Now, having completed the course, I found there was so much more to the Jewish holocaust than what I was previously aware of. It is understandable that most people consider the Jewish holocaust to have been a very inhumane way of treating anyone, much less concentrating that treatment largely on one group of people which in effect was genocide.
Reportedly, 6 million Jewish people were killed at the hands of the Nazis which is an unspeakable number of people. We also shouldn’t forget that Africans suffered a fate just as terrible, having been transported across the Atlantic to America, across the Sahara Desert, the Red Sea and the Indian Ocean. A total of 60 million Africans either died or were enslaved because of the slave trade that took them to various parts of the world.
Mistreatment of any group of people in this manner is a crime which caused some Jewish people and some Africans to revolt. Africans revolted by forming a mutiny, attempting suicide or refusing to eat. Many Jewish people went into exile to flee the constraints of Nazi Germany, some of the writers in Germany fled to America, one in particular, Lion Feuchtwanger, continued his writing career and resided in Los Angeles in his later years.
Lion Feuchtwanger a notable writer and German citizen who was born Jewish, enjoyed a successful writing career while in Germany which continued once he relocated to the United States. His written work includes: The Devil in France, Proud Destiny, a trilogy covering the life of Flavius Josephus, a Jewish historian of the first century: Der jüdische Krieg (1932; Josephus), Die Söhne (1935; The Jew of Rome) and Der Tag wird kommen (1942; The Day will Come, also called Josephus and the Emperor). Feuchtwanger personally acquired a large collection of the various editions and translations of the works of Flavius Josephus spanning 400 years of printing.
Posthumously, the Feuchtwangers have a testament to their life experiences by having Lion’s collection of books and writings maintained in an archive. As reported by the Feuchtwanger Memorial Library website at the University of Southern California (USC), upon his death, his widow, Marta donated his entire collection of 30,000 books, papers to the USC Doheny Memorial Library, which has one room devoted to his collection. Approximately 8,000 of those books are housed in his former residence in Los Angeles, whereas the remaining 20,000 are house at USC. The collection contains rare books, correspondence, manuscripts and photographs and archival material on other German-speaking exiles, and a personal collection of works written by other notable authors such as: Cicero, Juvenal, Ovid, Sophocles, Thucydides, Virgil, Xenophon, among others. Feuchtwanger had in his collection texts covering: Incunabula about printing, the French Revolution, the Enlightenment period and German literature.

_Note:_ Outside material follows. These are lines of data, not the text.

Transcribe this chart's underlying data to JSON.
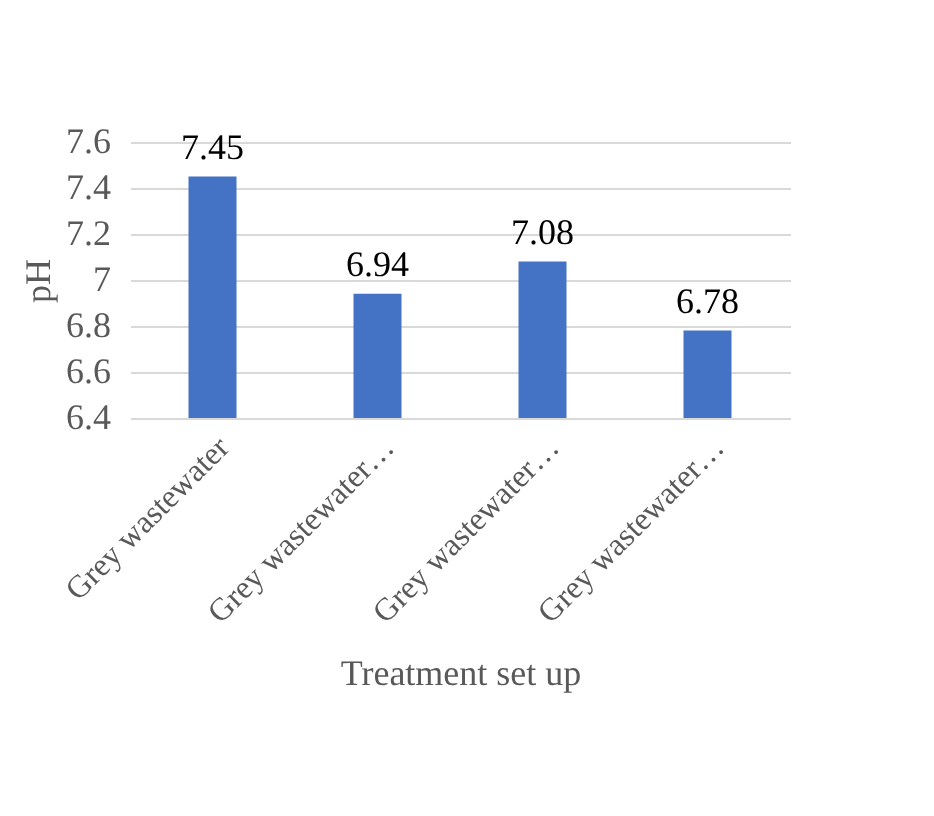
{
  "chart_data": {
    "type": "bar",
    "xlabel": "Treatment set up",
    "ylabel": "pH",
    "categories": [
      "Grey wastewater",
      "Grey wastewater…",
      "Grey wastewater…",
      "Grey wastewater…"
    ],
    "values": [
      7.45,
      6.94,
      7.08,
      6.78
    ],
    "color": "#4472c4",
    "ylim": [
      6.4,
      7.6
    ],
    "yticks": [
      6.4,
      6.6,
      6.8,
      7,
      7.2,
      7.4,
      7.6
    ],
    "grid": "y",
    "data_labels": true
  }
}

According to Michaela Ullmann, Exile Studies Librarian at USC’s Doheny library, Mr. Feuchtwanger’s collection is so vast that what you see housed in the one room is only a small portion of the collection; the remainder is also housed in the archives located in USC’s Grand Avenue Library Depository in Los Angeles.
I am grateful for the many sacrifices made by our ancestors whether they endured slavery and racism or internment in concentration camps and censorship of their work. I am glad that I had the nerve to venture outside of what is familiar to learn more about how widespread genocide is and what a terrible crime it is against mankind.
University of Southern California. University of Southern California: Lion Feuchtwanger and the German Émigré Experience. 2017, https//libraries.usc.edu/locations/special-collections/lion-feuchtwanger-and-german-émigré-experience.